Soft signage is a sub-segment of the larger signage market. The reasons for the success of digitally printed soft signage are: that it is different from paper/vinyl and therefore will get the viewer's attention; fabric signage creates an upscale impression; reduced costs related to the fact that fabric is lightweight and flexible meaning that shipping costs are lower; and finally, if the competition has it, then other shops have to follow. The growing competition in the signage market has caused some Print-for-Pay shops to look to other areas for growth. One of those areas is decorative products. Technically speaking it is a relatively small jump from advertising-related signage into these new applications.
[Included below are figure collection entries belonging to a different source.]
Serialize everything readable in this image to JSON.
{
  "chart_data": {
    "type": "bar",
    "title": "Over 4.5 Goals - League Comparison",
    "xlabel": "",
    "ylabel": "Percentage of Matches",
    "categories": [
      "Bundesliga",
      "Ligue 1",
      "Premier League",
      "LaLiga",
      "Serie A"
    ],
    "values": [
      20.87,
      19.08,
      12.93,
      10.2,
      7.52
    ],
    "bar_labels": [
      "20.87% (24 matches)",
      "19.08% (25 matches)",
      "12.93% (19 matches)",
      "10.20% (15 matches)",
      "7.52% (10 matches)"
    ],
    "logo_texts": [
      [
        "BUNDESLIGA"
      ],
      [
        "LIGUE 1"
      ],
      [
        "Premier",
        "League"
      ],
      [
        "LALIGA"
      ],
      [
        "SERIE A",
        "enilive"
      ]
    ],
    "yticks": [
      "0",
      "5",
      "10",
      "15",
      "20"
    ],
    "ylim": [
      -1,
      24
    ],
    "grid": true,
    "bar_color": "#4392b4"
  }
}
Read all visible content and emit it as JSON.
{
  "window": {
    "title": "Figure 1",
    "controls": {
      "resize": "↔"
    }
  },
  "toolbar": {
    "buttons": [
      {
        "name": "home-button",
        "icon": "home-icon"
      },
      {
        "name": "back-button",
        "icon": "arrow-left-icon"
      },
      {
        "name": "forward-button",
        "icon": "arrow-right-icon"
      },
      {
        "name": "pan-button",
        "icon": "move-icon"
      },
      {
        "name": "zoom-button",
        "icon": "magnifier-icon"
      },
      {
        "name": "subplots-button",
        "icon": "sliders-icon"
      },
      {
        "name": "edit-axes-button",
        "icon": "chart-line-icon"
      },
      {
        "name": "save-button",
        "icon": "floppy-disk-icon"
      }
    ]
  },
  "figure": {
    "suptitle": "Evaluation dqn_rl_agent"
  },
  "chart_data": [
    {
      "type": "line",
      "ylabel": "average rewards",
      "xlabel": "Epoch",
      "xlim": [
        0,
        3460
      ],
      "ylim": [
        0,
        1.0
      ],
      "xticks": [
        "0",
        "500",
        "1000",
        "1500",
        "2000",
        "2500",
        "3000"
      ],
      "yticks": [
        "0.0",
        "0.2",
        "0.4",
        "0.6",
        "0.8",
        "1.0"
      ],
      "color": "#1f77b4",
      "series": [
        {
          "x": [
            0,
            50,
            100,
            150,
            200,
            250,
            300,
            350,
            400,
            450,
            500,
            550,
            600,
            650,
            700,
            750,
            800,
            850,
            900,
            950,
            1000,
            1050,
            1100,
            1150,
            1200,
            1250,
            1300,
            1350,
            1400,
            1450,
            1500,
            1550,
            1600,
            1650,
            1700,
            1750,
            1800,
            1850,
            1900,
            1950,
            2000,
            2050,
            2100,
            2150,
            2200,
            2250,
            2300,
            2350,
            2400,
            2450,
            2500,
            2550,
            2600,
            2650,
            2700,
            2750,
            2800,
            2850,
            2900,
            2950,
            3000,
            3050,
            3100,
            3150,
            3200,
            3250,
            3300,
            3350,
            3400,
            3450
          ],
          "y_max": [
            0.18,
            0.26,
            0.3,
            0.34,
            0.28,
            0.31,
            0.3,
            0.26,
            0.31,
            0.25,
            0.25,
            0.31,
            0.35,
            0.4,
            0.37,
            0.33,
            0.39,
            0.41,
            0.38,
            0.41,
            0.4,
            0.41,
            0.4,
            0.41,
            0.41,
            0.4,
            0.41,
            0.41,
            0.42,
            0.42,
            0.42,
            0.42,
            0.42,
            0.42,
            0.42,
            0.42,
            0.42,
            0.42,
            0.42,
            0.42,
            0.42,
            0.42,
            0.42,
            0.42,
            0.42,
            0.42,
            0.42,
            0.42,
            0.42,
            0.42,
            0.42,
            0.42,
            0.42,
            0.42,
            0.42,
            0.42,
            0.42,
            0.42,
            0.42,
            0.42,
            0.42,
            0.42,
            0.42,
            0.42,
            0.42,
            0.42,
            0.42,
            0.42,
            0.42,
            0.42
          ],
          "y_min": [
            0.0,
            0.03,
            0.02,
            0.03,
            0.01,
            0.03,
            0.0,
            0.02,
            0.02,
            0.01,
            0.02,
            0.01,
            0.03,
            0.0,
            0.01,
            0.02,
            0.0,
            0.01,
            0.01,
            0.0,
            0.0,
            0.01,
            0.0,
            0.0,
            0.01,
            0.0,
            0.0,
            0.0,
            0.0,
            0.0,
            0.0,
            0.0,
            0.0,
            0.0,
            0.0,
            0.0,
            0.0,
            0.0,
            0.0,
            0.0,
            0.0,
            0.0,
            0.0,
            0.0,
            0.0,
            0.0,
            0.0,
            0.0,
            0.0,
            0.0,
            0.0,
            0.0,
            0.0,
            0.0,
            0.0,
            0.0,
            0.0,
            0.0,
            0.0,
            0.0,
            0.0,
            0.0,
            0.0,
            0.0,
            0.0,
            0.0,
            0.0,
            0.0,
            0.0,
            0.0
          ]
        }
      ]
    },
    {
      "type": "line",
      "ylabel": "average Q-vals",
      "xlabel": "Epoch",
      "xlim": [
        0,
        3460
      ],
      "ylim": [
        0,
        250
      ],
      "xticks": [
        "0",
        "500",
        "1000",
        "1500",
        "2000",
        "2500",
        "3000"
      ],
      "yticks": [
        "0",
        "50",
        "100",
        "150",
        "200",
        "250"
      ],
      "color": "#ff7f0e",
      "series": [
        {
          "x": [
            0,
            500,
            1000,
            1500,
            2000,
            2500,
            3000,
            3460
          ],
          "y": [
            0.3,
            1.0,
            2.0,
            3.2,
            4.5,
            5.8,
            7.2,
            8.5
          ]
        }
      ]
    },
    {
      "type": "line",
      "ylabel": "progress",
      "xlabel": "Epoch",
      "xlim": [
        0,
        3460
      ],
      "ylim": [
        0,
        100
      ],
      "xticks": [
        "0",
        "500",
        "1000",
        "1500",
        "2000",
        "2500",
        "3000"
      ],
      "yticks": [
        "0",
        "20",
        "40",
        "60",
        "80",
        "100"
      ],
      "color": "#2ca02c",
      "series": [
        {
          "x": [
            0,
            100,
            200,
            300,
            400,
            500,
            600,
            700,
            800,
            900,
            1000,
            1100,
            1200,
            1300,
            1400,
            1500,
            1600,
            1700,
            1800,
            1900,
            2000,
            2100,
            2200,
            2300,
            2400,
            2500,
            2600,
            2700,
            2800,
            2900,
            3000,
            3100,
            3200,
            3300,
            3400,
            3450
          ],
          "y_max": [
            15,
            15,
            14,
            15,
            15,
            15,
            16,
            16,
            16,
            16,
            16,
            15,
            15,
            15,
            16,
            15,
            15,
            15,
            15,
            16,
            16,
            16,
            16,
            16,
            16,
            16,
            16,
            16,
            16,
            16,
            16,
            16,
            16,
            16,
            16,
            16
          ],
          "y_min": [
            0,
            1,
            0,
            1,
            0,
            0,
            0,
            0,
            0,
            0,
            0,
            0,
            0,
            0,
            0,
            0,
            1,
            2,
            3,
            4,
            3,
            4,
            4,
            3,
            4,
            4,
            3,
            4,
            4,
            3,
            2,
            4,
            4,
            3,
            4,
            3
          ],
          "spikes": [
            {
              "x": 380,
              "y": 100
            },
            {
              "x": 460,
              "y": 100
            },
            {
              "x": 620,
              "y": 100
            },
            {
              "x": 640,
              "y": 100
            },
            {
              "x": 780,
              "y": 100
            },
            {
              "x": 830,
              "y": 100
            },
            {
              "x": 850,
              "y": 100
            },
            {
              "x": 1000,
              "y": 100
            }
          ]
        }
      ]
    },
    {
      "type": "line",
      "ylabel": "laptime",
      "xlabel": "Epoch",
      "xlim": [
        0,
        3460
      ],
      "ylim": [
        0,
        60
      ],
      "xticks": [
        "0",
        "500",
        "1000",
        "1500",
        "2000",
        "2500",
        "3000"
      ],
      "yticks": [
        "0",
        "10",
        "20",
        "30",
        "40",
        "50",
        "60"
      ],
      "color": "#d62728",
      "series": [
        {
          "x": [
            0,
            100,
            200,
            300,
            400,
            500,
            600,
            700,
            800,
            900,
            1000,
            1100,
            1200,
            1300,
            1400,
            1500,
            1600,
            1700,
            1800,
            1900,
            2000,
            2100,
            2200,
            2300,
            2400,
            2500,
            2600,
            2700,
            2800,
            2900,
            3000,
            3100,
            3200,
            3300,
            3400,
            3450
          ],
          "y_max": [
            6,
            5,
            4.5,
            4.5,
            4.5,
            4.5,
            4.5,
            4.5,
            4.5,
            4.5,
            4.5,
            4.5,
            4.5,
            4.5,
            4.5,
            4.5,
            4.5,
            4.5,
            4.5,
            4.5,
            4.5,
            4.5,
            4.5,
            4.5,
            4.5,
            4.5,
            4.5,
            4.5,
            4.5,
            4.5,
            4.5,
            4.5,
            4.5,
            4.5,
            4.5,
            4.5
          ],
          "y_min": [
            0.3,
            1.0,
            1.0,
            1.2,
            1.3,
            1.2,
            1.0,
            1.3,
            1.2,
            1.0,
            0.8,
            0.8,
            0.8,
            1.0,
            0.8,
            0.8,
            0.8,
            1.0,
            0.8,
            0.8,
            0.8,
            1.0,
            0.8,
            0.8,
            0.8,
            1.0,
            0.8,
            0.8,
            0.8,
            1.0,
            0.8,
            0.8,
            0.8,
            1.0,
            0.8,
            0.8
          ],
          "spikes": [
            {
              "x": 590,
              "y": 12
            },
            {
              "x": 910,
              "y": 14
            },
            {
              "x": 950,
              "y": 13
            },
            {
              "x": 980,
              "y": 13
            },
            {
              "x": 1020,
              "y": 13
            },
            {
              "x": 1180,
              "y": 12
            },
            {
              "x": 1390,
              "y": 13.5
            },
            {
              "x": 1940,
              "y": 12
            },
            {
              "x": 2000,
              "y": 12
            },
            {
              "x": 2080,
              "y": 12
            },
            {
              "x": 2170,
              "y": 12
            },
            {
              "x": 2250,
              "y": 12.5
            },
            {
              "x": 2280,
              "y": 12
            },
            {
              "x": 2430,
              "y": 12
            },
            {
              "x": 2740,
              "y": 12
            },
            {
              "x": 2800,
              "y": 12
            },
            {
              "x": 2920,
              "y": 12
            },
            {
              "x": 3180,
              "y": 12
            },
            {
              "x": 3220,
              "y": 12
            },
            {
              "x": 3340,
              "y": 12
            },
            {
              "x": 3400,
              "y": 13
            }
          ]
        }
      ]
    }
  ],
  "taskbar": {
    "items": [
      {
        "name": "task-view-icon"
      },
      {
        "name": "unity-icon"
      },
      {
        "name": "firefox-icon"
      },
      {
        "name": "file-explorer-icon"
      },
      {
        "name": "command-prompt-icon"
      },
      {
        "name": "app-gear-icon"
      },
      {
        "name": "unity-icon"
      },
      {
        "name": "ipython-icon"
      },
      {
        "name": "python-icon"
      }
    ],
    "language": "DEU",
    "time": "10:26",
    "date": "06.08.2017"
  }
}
According to Patti Williams, Consulting Partner at I.T. Strategies, "The market for soft signage has been around for more than seven years and is fairly well understood. Newer and less understood is the market for digitally printed textiles for non-signage applications. In this area some of the drivers include: the value of brand as companies such as Herman Miller and Steelcase use digital printing to customize textile-based office structures with a customer's brand or logo; new systems of parallel, low-throughput inkjet printers printing simultaneously, such as the DPA system developed by Stork; Italian companies using inkjet printers to respond to Chinese competition; and designers and crafters entering the market and making investments in inkjet textile printers such as the DuPont Artistri."